En cette période de dictature, Jorge Ben fait l'éloge d'un Robin des Bois des favelas, le Charles Anjo 45 en question. Cette sorte de malandro à conscience sociale, brigand au grand coeur, ce "défenseur des faibles et des opprimés", fêté par le peuple des favelas, compense les défaillances de l'Etat. Les années soixante de Jorge Ben se terminent avec un titre aussi explosif que celui-ci, dernière plage de son dernier album de la décénnie. Un titre que Caetano enregistra quelque temps avant d'être arrêté et contraint à l'exil en compagnie de Gilberto Gil, et que sa maison de disques préféra ne pas sortir de crainte que la dictature n'y voit une provocation, à cause du parallèle qui s'établirait entre le fameux Charles Anjo 45 de la chanson et Caetano lui-même... Jorge Ben restera lui au Brésil, il chantera même un message de soutien à l'exilé Caetano, en compagnie de sa soeur Maria Bethânia : "Mano Caetano". Sa conscience sociale ira grandissante, comme nous le verrons prochainement dans le volet consacré à ses funky 70's.

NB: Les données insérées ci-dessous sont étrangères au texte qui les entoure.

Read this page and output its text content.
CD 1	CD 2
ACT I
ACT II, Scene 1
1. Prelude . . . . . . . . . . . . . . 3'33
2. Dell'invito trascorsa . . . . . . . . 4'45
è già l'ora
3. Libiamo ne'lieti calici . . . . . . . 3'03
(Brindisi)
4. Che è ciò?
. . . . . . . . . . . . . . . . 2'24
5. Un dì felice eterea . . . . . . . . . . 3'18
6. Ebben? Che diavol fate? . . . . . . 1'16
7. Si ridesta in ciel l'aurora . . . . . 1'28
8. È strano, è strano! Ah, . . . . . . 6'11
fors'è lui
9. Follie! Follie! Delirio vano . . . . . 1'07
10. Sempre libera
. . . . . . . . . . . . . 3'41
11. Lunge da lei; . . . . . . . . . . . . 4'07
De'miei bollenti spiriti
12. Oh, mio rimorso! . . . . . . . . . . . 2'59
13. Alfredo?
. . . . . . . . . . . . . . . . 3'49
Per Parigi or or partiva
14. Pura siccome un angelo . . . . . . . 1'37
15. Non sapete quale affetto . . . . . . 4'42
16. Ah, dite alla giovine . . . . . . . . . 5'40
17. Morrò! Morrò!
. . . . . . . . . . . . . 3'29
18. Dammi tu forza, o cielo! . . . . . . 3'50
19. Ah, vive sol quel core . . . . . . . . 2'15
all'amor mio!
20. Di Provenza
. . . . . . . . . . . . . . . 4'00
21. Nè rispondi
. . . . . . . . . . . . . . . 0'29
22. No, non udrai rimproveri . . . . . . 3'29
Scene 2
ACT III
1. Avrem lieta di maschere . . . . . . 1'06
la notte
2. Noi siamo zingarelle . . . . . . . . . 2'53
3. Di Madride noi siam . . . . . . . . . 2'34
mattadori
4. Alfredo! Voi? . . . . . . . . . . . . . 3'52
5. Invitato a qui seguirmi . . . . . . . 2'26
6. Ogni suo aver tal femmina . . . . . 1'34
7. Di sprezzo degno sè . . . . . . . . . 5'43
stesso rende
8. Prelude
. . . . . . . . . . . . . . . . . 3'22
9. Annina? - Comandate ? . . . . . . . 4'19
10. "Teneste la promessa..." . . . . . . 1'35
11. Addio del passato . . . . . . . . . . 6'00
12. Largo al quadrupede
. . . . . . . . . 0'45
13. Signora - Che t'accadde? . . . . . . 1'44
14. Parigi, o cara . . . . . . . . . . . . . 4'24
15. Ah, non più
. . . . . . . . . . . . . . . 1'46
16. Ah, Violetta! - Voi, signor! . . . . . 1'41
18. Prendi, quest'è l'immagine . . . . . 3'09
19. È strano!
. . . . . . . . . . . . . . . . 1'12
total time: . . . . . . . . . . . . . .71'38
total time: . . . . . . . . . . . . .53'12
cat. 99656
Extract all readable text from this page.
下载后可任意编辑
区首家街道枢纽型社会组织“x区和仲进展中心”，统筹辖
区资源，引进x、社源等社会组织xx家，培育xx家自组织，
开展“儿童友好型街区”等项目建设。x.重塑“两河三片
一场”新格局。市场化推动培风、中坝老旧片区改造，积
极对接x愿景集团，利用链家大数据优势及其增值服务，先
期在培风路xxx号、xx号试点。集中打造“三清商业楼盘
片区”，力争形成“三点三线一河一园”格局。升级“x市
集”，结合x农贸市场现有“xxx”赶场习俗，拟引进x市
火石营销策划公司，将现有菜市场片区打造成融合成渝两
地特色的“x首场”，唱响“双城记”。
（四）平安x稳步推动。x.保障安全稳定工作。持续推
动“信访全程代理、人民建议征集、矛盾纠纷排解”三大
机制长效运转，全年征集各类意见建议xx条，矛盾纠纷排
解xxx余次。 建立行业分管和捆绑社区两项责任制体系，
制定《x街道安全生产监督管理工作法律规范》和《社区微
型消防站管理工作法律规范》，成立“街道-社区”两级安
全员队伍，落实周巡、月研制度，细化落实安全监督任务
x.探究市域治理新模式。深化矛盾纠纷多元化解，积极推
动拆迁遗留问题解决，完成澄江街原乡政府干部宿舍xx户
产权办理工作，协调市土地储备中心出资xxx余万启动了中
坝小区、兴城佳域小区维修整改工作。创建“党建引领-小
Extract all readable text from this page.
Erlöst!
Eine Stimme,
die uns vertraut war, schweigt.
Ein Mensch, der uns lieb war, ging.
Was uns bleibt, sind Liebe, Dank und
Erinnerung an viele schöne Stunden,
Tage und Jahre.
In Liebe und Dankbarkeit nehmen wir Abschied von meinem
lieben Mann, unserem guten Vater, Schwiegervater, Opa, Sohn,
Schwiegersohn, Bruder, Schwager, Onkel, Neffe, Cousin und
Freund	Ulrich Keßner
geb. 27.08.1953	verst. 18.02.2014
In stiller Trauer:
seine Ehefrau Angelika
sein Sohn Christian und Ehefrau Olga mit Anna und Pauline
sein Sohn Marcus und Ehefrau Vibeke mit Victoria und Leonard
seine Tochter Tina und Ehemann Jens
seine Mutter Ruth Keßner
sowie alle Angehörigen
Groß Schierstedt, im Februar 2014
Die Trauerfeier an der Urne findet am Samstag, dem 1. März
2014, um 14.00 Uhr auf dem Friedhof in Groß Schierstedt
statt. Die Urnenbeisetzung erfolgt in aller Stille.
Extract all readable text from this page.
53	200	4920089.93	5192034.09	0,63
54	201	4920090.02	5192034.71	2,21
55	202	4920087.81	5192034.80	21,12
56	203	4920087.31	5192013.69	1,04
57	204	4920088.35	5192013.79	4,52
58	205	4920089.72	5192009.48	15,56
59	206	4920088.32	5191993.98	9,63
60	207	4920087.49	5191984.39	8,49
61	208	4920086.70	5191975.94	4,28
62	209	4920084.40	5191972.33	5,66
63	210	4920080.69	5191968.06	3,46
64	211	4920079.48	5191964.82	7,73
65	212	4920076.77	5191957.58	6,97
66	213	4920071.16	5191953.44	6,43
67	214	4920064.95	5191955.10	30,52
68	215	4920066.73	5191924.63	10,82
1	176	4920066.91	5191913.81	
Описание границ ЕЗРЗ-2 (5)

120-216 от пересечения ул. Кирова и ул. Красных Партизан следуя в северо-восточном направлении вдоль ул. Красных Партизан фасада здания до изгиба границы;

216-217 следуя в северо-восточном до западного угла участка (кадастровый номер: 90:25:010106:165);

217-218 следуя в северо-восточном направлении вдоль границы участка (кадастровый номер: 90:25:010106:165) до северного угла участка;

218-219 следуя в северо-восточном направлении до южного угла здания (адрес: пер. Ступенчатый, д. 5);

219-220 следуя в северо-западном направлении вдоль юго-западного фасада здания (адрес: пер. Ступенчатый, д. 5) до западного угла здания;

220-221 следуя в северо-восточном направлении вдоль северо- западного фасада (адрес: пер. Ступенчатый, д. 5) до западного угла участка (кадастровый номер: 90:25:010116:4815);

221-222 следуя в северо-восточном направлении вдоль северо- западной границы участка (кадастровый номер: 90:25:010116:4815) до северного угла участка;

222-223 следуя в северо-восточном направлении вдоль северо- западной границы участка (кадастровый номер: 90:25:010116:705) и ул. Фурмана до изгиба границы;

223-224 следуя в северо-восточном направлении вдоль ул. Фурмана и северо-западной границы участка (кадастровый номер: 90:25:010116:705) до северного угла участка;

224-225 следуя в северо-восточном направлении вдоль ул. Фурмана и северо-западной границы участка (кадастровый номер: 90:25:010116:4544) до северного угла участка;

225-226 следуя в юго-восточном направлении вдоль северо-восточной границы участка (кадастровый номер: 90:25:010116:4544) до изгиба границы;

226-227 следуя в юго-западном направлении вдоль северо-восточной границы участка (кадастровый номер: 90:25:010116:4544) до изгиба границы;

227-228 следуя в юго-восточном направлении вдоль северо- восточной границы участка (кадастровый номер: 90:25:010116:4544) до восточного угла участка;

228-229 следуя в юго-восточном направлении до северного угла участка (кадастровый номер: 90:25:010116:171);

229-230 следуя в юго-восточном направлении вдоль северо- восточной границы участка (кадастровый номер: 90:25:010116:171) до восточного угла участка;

Enfin, pour conclure, laissons la parole à un universitaire brésilien spécialiste de l'étude de la musique populaire de son pays, auteur d'une anthologie des 50 meilleurs albums de ces cinquante dernières années, le pourtant très intransigeant Luiz Américo Lisboa Junior : "Viva seu Jorge Ben ou Benjor, voce que já esta com todos os méritos na galeria dos grandes de nossa canção popular, continue com seu balanço, pois ele já é eterno. Sacundim, sacundem!".